We love Anna and Annie!

Lately, due to some research I have been doing, I have developed a much deeper insight into Vogue (USA, that is) and have consequently acquired a high level of respect for the magazine I once deemed too commercial. I have realised how important American Vogue is in terms of photography, history (fashion and otherwise), art, and society as a whole.

For over a hundred years, Vogue has been a chart of our times. The world's most celebrated faces, talents and personalities have appeared on its pages, and it remains a marker for the world around us in a way no comparably-aged newspaper or journal could possibly be: a world seen (to a major extent) through the eyes of women.

I am not going to enter the debate about whether it is unjust women are probably most thoroughly represented, historically, by a fashion magazine. I will say, that if you think about what women's roles have been for most of recent history, it is hardly surprising. [Waiver: I am speaking in terms of the West, which is all I know.]

Therefore, when I spotted this cover on James Tinnelly's fabulous Women Blog, my first thought was "Anna is brilliant." There has been much conjecture of late about Ms. Wintour's possible departure from Vogue and who will replace her. All I will say is that I really don't know if anyone else is up for it, especially in the current pessimistic climate. Wintour has proved her aptitude for the job time and time again, this killer cover being her most recent whammy to the naysayers.

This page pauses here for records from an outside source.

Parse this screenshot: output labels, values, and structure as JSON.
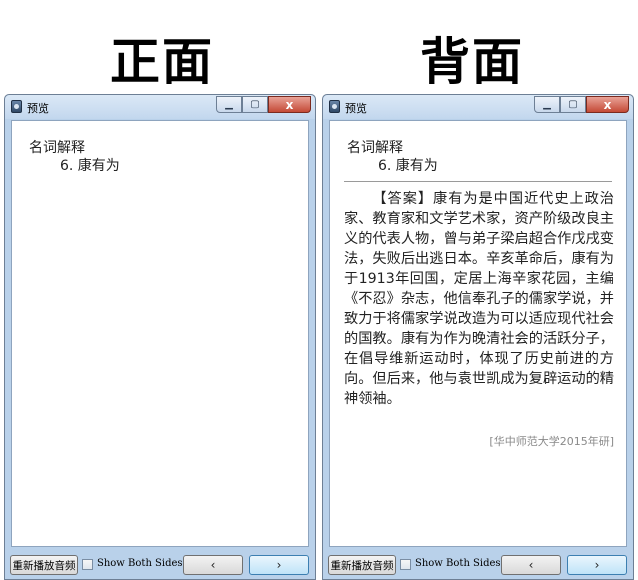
{
  "headings": {
    "front": "正面",
    "back": "背面"
  },
  "window": {
    "title": "预览",
    "minimize_icon": "minimize-icon",
    "maximize_icon": "maximize-icon",
    "close_icon": "close-icon",
    "close_symbol": "x"
  },
  "card": {
    "question_label": "名词解释",
    "question_item": "6. 康有为",
    "answer": "【答案】康有为是中国近代史上政治家、教育家和文学艺术家，资产阶级改良主义的代表人物，曾与弟子梁启超合作戊戌变法，失败后出逃日本。辛亥革命后，康有为于1913年回国，定居上海辛家花园，主编《不忍》杂志，他信奉孔子的儒家学说，并致力于将儒家学说改造为可以适应现代社会的国教。康有为作为晚清社会的活跃分子，在倡导维新运动时，体现了历史前进的方向。但后来，他与袁世凯成为复辟运动的精神领袖。",
    "source": "[华中师范大学2015年研]"
  },
  "toolbar": {
    "replay_label": "重新播放音频",
    "show_both_sides_label": "Show Both Sides",
    "show_both_sides_checked": false,
    "prev_symbol": "‹",
    "next_symbol": "›"
  }
}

Michelle Obama photographed by Annie Leibovitz:


Anna Wintour is the last of a generation of Vogue Editor-In-Chiefs (all women), who embodied exactly what women of their era could achieve, who made Vogue into what it stands for today. No matter how much one criticises the machine that is Vogue and, more broadly, the fashion industry, one must own that no other industry has permitted women so much power for so long (Vogue was founded in 1892). Female bosses has been Vogue's policy from the very beginning. Yet I am the first to point out the irony of this situation.

I don't want anyone to assume I'm on a 'feminist rant' (God forbid), but I wanted to emphasise how much I have grown to appreciate American Vogue, despite its commercialism (or because of it), and to understand what Vogue really means for fashion, for women and for the world.

This March 2009 cover of Michelle Obama is testament to Vogue, to Annie Leibovitz, to Michelle Obama and to Anna Wintour. Is it not a sign of our times, does it not say something for women, will it not be relevant in fifty years time, that Michelle Obama is on the cover of Vogue?